# 2006 nissan Sentra Spec V SER w. 2.5 L Idle Jump



## luckracer22 (Feb 24, 2014)

Hey Guys,
I did some looking around and couldn't believe I couldn't find a similar topic.. so here it goes..

I have a 2006 Nissan Sentra Spec V SER w a 2.5L and the idle would jump around all over from 1500 up to 2500 rpm.. It would also do this when cruising and push the clutch in..

I tried to do the relearn process about 20 times and decided to clean throttle body.. which I was unsuccessful .. '

I have now replaced the Throttle body and still getting the same problem.. But now when I try to drive the car it wont let me bring it over 2000 rpms and wont go any faster.. 

The codes I pulled were

P 0223 Throttle / pedal position

p 0123 Throttle / pedal position

p2101 Throttle / Pedal position..

the codes p0123 and p0223 I can not get to clear anymore ....

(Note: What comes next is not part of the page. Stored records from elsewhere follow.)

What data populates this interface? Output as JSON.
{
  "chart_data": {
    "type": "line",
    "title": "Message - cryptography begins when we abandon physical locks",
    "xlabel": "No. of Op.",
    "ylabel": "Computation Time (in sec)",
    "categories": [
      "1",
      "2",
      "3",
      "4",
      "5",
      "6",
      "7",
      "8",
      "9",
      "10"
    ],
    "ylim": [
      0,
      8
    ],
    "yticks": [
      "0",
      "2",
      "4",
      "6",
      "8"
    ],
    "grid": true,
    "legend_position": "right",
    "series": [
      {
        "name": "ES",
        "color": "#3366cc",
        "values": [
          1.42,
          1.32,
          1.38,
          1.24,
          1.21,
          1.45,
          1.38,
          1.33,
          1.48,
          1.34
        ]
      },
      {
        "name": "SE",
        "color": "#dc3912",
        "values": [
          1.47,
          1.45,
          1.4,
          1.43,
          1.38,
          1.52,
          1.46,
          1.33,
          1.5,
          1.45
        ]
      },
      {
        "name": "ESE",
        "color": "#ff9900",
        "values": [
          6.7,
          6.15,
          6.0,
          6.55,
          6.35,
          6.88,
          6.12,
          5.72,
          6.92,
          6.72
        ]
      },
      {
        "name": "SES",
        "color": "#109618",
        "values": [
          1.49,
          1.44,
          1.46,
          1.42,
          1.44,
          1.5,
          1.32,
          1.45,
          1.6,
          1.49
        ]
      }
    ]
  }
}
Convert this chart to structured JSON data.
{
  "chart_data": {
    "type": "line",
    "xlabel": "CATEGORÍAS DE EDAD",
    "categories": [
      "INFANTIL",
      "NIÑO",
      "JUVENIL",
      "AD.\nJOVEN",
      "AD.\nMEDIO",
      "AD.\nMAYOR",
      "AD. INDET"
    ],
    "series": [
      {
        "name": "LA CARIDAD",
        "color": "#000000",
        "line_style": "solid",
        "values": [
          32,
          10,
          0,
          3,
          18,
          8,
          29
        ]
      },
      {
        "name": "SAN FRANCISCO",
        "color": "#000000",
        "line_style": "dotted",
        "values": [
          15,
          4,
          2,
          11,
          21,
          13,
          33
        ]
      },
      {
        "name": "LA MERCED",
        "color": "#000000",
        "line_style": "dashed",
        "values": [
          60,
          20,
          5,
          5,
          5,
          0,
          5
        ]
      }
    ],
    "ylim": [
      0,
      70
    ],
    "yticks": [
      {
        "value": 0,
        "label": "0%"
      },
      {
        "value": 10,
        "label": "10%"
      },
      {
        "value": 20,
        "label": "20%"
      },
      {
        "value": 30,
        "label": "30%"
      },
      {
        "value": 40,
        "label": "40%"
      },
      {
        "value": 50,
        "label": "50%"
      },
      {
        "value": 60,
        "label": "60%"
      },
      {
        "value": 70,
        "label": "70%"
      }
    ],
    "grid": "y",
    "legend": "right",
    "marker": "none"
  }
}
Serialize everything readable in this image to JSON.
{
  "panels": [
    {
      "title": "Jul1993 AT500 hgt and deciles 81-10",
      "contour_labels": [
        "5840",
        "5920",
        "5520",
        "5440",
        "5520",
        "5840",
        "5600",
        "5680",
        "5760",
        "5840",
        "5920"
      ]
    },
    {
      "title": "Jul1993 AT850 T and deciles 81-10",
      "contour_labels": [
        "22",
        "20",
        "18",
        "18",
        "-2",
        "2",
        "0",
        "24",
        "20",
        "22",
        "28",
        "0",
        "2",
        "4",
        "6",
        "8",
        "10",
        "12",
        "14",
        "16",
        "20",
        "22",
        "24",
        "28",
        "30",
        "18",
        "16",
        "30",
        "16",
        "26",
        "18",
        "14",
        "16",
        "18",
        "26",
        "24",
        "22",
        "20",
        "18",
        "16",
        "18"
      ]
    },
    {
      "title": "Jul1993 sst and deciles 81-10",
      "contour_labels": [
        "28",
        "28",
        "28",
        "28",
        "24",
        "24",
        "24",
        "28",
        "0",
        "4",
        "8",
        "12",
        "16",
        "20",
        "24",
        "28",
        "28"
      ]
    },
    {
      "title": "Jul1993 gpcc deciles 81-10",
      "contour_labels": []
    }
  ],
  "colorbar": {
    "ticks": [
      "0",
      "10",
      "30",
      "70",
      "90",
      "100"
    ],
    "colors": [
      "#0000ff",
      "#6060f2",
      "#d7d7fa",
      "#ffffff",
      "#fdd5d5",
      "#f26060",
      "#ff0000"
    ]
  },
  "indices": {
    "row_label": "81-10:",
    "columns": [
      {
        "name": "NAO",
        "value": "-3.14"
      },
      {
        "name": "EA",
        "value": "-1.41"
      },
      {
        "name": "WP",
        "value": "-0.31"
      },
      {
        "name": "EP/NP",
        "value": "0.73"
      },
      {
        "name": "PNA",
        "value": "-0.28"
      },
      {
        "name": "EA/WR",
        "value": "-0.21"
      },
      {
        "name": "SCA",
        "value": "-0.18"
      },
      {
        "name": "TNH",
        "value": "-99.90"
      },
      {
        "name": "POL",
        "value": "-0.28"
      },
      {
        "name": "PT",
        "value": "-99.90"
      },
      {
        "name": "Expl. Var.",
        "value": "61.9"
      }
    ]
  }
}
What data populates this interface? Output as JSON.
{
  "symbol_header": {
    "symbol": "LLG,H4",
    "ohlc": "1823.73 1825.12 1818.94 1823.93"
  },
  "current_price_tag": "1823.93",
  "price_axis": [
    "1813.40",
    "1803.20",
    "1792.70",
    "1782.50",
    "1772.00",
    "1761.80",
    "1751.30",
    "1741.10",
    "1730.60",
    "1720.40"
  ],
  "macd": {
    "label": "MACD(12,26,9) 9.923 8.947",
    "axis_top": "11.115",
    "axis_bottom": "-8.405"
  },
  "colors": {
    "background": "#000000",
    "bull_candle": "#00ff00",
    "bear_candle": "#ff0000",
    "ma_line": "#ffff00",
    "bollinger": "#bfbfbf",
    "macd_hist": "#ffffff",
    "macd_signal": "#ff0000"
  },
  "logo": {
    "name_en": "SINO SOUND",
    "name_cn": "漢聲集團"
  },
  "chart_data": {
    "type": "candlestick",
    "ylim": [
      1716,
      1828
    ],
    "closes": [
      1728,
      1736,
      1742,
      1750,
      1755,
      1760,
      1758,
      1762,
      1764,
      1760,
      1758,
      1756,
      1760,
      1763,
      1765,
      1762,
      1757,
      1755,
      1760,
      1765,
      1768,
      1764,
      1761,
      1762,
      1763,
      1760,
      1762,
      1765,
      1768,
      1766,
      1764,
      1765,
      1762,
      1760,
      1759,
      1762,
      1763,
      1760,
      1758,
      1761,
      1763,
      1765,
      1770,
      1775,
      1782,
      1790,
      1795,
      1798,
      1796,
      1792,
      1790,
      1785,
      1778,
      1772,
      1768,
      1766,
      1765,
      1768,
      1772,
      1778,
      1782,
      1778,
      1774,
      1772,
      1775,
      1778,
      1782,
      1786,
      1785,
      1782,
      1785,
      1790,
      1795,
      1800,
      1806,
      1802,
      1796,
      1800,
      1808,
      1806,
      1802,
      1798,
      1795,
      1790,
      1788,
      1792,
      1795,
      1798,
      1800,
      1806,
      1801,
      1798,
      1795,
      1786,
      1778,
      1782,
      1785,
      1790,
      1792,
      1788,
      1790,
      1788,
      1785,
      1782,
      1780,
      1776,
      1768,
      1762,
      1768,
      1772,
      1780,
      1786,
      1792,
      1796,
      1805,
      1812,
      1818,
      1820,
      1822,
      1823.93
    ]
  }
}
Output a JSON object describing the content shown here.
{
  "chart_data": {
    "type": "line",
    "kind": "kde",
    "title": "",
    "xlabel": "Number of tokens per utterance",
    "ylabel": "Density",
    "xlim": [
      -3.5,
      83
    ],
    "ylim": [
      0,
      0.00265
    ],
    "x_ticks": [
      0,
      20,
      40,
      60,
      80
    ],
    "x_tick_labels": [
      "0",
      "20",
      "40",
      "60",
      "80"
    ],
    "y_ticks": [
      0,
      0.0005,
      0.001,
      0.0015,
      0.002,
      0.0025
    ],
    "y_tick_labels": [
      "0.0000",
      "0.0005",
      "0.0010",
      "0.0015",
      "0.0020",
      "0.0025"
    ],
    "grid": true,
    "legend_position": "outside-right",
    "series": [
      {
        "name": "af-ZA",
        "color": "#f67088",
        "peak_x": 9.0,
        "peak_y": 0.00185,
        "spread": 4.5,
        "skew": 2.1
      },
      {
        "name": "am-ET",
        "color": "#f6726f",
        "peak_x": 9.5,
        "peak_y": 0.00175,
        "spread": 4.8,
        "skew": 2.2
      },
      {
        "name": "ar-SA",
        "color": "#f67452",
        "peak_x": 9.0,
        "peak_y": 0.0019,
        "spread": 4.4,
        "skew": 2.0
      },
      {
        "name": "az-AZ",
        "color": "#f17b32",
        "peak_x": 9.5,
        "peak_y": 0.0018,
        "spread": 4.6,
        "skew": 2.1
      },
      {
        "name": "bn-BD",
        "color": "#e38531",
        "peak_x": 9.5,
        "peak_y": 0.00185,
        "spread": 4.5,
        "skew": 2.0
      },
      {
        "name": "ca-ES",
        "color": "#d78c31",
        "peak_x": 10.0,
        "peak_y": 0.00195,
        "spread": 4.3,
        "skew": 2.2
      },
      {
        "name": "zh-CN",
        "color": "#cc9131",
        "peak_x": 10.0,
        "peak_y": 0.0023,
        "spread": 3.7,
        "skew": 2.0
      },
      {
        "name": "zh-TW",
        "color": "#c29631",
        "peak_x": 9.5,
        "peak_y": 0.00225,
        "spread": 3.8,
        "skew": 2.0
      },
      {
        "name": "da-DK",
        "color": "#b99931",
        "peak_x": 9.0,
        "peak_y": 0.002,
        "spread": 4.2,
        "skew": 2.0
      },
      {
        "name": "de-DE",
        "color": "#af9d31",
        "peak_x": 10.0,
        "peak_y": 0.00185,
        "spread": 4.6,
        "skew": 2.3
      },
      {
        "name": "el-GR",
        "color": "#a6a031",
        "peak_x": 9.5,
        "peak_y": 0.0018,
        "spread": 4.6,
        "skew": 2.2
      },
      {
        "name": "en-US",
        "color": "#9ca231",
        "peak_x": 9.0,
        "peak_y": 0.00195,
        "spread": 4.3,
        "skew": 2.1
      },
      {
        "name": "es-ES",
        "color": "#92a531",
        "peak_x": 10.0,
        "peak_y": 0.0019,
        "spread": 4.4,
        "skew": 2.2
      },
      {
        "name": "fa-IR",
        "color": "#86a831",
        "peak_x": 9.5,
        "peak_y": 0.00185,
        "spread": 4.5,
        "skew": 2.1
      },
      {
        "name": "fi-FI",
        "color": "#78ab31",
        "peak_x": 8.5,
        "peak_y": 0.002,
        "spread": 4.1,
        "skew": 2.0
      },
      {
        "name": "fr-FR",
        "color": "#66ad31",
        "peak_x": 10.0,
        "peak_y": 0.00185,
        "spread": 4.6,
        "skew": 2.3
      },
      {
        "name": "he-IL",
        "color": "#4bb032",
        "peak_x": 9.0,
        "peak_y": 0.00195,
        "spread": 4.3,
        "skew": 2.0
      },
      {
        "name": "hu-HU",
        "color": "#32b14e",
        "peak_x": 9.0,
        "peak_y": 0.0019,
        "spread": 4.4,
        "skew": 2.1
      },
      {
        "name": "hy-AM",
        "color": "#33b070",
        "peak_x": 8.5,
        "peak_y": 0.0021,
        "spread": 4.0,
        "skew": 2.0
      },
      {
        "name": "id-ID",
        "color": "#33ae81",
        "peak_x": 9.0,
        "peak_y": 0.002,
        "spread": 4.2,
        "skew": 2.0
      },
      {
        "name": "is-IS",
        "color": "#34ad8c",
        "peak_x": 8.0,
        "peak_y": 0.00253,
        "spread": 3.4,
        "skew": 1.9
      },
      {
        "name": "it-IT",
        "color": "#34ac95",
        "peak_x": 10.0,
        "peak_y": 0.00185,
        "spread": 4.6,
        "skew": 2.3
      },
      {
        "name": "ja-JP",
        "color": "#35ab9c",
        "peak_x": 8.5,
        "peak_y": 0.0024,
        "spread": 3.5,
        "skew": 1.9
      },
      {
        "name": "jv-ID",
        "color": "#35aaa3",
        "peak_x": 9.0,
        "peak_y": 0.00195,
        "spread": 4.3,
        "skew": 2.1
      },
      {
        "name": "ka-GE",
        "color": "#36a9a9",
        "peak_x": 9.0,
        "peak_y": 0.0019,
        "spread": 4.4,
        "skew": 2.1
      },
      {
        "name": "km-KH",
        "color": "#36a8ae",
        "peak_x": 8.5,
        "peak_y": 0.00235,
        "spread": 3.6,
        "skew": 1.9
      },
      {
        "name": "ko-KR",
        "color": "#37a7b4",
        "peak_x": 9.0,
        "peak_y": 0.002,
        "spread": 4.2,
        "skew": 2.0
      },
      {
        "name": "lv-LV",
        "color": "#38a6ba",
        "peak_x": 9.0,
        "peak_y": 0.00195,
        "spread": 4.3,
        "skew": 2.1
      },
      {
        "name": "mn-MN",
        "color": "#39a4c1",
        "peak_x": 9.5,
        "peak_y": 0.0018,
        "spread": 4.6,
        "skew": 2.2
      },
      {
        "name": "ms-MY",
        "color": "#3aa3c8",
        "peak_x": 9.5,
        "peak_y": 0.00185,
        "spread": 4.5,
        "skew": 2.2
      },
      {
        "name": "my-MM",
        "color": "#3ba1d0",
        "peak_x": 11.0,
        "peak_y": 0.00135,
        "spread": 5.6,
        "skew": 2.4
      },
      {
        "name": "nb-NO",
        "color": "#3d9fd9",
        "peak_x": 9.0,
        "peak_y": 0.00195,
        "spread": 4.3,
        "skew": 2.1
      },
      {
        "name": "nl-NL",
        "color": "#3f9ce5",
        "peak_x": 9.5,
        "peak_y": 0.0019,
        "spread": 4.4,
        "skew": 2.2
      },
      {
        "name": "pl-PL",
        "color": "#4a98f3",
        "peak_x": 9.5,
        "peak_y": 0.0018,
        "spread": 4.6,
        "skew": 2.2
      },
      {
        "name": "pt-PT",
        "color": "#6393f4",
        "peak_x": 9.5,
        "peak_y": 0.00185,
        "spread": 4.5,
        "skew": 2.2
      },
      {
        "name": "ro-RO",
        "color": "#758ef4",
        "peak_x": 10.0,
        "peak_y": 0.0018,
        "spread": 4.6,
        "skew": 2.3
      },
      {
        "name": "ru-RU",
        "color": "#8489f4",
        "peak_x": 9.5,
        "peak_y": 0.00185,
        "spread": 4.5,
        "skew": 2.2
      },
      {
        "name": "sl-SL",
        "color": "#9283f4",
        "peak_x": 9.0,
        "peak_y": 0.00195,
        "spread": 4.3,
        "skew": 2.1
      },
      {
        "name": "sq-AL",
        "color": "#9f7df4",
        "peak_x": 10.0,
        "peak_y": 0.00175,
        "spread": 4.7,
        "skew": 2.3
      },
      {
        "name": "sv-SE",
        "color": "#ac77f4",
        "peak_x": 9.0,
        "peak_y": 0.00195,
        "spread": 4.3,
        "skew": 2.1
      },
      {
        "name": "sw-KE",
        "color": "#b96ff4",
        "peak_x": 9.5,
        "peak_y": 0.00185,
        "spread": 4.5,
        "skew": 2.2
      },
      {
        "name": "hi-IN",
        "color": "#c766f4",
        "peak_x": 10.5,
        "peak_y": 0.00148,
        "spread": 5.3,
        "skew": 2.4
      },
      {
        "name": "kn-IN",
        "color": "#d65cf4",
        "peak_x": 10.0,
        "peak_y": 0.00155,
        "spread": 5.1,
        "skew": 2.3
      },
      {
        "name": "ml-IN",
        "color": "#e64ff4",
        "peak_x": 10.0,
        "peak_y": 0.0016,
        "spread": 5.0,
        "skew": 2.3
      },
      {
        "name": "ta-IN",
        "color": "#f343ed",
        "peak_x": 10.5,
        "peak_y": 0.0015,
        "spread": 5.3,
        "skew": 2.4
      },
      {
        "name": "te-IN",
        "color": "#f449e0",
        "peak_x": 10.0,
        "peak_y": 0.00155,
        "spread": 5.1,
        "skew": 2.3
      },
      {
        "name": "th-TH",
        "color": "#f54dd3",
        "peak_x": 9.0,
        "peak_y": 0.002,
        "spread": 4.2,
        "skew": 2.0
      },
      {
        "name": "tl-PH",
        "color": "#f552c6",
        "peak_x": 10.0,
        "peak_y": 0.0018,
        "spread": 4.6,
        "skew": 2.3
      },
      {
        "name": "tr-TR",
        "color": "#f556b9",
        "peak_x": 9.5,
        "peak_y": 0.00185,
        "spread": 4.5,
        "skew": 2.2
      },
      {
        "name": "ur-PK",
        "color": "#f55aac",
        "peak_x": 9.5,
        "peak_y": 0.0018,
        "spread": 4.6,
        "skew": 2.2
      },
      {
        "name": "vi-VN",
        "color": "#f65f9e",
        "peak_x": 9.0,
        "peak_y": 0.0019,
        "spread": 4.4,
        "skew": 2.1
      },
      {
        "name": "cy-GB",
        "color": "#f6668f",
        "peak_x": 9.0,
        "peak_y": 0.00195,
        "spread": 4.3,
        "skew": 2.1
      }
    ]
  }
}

(I also did try to disconnect the MAF Sensor and throttle body and let the car idle for 30 seconds and then try the relearn process's....

Any help would be very much appreciated.. I feel like smashing my head against the wall..

Thank you in advance
Billy G


----------



## luckracer22 (Feb 24, 2014)

well ended up bringing the vehicle into the dealer and they did a relearn with there Nissan scanner and problems fixed.. 

hopefully this will help someone else in the future


----------